No es un aprendizaje por urgencia, ya que no es fruto de la respuesta a una pérdida, sino que es el resultado de una entrenada y cansada ascensión a la cima de la intuición.
Y en este arte la tradición sufí rompe moldes. De hecho, como tradición, lo ha practicado desde el inicio de la humanidad a través de diferentes textos y fuentes entre los que destacan los cuentos del Mulá Nasrudin. Aunque muchos países se apropian de la procedencia del Mulá a sus territorios e incluso algunos, como Turquía, señalan que en ellos está la tumba en la que yacen sus restos y celebran un festival por su nacimiento, el Mulà no es más que un personaje de ficción. Un personaje que los derviches usan en sus enseñanzas para ilustrar las ridículas características de la mente humana.
Y aquí dejo, para finalizar, uno de sus cuentos como inspiración.

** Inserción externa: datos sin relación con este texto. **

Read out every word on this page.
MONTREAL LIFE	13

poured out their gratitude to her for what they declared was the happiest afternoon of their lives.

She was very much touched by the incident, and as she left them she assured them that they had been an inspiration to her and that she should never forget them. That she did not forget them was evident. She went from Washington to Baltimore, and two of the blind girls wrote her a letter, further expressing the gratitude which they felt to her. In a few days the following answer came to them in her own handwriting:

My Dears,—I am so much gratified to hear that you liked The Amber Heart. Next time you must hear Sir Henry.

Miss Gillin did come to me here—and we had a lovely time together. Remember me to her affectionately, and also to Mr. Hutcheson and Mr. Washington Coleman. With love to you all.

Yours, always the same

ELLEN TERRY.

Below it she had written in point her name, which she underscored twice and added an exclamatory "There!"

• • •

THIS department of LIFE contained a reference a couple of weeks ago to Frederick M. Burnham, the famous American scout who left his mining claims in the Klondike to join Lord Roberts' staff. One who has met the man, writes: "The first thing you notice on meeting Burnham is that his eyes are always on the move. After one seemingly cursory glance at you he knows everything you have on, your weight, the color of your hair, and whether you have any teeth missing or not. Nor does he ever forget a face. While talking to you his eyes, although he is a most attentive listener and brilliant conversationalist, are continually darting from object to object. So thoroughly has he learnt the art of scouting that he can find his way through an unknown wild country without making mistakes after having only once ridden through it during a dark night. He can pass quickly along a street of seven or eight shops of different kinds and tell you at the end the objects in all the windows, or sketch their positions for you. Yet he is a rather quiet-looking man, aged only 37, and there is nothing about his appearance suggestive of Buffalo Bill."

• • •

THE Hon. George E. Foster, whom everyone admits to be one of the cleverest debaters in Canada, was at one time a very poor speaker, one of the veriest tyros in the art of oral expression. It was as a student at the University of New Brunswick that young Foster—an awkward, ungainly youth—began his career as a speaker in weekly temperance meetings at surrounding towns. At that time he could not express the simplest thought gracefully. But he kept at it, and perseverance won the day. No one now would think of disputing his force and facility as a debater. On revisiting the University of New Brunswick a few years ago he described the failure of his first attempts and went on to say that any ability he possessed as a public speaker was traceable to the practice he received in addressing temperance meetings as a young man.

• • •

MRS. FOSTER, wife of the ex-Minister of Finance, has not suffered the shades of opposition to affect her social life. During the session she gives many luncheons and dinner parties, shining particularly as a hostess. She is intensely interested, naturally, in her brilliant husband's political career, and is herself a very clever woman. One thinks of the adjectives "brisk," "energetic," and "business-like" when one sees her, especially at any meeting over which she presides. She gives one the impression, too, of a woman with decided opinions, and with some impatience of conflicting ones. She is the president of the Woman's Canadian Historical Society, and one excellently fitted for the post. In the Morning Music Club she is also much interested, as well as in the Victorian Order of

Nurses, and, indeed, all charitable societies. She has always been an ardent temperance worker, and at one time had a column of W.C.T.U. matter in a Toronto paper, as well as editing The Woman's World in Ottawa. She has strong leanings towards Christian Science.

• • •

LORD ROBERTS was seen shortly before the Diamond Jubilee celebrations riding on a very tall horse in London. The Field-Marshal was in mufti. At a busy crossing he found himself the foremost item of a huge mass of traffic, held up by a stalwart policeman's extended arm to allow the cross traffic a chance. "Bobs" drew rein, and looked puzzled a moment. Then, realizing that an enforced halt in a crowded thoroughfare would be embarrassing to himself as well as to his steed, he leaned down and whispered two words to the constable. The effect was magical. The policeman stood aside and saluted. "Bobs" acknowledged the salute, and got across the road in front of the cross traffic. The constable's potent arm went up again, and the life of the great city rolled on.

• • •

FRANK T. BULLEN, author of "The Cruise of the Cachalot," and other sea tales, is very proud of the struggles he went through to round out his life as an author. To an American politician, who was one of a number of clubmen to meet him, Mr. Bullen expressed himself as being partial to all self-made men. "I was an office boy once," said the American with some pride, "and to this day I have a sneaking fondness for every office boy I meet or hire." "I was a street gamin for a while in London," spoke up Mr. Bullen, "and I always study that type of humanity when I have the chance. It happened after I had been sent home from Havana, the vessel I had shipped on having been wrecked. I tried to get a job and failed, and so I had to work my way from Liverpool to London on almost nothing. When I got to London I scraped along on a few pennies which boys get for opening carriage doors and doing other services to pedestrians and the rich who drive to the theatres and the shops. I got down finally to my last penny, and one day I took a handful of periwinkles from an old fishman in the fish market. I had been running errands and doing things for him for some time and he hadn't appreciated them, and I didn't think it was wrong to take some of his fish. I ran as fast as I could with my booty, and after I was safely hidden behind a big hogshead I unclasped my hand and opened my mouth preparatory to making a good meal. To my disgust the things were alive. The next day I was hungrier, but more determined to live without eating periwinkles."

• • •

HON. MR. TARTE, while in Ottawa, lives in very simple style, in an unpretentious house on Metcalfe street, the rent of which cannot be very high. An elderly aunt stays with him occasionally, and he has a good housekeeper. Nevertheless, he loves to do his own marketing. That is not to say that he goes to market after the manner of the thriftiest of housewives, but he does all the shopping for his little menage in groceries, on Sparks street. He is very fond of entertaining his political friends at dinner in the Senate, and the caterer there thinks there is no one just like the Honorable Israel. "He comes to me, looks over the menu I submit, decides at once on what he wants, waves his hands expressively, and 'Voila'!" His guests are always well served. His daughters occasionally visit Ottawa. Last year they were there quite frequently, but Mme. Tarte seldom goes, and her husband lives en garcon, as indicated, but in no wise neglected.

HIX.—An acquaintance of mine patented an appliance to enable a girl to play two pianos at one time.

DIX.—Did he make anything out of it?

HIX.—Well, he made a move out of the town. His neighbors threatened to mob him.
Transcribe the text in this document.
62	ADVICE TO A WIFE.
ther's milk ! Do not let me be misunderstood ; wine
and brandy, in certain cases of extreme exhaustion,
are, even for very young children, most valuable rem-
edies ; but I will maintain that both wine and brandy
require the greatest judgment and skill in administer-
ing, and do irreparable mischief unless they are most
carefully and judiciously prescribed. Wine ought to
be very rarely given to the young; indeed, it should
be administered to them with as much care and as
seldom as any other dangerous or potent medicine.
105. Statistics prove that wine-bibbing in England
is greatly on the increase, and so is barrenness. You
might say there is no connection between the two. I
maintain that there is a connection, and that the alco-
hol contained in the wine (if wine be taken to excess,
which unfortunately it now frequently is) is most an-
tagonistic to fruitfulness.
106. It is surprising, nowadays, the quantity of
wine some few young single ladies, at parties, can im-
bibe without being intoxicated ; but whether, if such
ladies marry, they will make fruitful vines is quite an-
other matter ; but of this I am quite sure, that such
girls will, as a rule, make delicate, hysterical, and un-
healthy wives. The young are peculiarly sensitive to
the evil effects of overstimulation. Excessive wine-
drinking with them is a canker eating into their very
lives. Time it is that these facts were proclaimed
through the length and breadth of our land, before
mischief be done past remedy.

Y, cómo no, como acicate para el inicio de la práctica de la acción intelectual cuyo beneficio, espero, sea gozo y aprendizaje…tras el compromiso del entrenamiento intelectual en los límites.
“Caminando un atardecer por una carretera desierta, el Mulá vio a un grupo de jinetes que avanzaban hacia él.
Su imaginación comenzó a trabajar: se vio prisionero y vendido como esclavo o reclutado en el ejército.
Nasrudín echó a correr, escaló rápidamente el muro de un cementerio y se acostó en una tumba abierta.
Intrigados por el extraño comportamiento, los hombres, que eran viajeros honestos, lo siguieron.
Lo encontraron tendido, tenso y temblando.